Generally, warrants are required for searches of computers unless there is a recognized exception to the warrant requirement. The guidelines recommend that law enforcement agents use utility programs to conduct limited searches for specific information, both because the law prefers warrants that are narrowly tailored and for reasons of economy. “The power of the computer allows analysts to design a limited search in other ways as well . . . by a specific name, words, places. . . .”

For computer systems used by more than one person, the guidelines state that the consent of one user is enough to authorize a search of the entire system, even if each user has a different directory. However, if users have taken “special steps” to protect their privacy, such as passwords or encryption, a search warrant is necessary. The guidelines suggest that users do not expect privacy on commercial services and large mainframe systems because users should know that system operators have the technical ability to read all files on such systems. They recommend that the most prudent course is to obtain a warrant but suggest that in the absence of a warrant, prosecutors should argue that “reasonable users will also expect system administrators to be able to access all data on the system.” Employees may also expect privacy in their computers that would prohibit employers from consenting to police searches. Public employees are protected by the Fourth Amendment, and searches of their computers are prohibited except for “ non-investigatory, work-related intrusions” and “investigatory searches for evidence of suspected work-related employee misfeasance.”

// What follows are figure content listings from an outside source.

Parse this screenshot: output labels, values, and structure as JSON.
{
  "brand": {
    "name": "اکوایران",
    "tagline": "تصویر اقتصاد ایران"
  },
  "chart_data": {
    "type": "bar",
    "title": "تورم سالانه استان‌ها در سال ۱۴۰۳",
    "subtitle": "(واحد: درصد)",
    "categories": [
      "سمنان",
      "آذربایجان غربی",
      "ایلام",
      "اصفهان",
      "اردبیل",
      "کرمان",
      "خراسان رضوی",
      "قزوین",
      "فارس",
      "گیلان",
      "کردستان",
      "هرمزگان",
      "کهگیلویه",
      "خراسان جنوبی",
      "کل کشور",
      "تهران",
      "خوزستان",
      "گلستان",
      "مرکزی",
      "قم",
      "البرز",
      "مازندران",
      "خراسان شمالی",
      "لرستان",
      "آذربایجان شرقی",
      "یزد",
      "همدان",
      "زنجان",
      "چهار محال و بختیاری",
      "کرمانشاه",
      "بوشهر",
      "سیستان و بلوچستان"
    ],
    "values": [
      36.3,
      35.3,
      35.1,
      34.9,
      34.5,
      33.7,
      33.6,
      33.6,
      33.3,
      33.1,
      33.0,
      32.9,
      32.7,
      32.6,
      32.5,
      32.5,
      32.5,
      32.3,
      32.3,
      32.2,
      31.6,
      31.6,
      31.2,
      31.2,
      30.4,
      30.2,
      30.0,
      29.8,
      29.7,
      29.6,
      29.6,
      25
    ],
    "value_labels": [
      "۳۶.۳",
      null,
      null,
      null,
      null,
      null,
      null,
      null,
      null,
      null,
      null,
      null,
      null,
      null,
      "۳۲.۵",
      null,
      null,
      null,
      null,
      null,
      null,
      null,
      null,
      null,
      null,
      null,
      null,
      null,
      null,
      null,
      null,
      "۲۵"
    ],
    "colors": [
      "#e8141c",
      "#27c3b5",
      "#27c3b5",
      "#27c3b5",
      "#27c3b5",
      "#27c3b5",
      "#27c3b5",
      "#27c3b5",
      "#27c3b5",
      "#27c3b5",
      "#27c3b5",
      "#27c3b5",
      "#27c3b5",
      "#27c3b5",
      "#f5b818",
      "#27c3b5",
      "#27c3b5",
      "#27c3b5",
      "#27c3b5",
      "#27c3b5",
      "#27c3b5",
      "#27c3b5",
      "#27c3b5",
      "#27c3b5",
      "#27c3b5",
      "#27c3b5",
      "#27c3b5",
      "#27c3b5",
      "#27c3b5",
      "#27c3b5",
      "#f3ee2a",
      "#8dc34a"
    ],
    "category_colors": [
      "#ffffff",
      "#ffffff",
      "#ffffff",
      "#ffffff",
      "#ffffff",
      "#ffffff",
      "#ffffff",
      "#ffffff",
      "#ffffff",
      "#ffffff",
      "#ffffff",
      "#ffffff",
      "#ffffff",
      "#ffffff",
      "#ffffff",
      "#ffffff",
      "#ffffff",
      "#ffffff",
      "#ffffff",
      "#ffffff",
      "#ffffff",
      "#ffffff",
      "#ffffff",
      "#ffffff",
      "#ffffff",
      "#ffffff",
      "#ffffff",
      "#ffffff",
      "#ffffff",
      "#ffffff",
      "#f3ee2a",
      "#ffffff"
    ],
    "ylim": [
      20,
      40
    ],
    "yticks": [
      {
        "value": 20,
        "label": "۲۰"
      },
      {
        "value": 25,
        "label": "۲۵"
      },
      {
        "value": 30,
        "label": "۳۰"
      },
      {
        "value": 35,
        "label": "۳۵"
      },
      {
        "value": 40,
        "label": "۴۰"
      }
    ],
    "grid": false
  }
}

The guidelines discuss the Privacy Protection Act of 1980, which was successfully used in the Steve Jackson Games case against federal agents. They recommend that “before searching any BBS, agents must carefully consider the restrictions of the PPA.” Citing the Jackson case, they leave open the question of whether BBS’s by themselves are subject to the PPA and state that “the scope of the PPA has been greatly expanded as a practical consequence of the revolution in information technology — a result which was probably not envisioned by the Act’s drafters.” Under several DOJ memos issued in 1993, all applications for warrants under the Privacy Protection Act must be approved by a Deputy Assistant Attorney General of the Criminal Division or the supervising DOJ attorney.

For computers that contain private electronic mail protected by the Electronic Communications Privacy Act of 1986, prosecutors are advised to inform the judge that private email may be present and avoid reading communications not covered in the warrant. Under the ECPA, a warrant is required for email on a public system stored for less than 180 days. If the mail is stored for more than 180 days, law enforcement agents can obtain it either by using a subpoena (if they inform the target beforehand) or using a warrant without notice.

For computers that contain confidential information, the guidelines recommend that forensic experts minimize their examination of irrelevant files. It may also be possible to appoint a special master to search systems containing privileged information.

One important section deals with issues relating to encryption and the Fifth Amendment’s protection against self-incrimination. The guidelines caution that a grant of limited immunity may be necessary before investigators can compel disclosure of an encryption key from a suspect.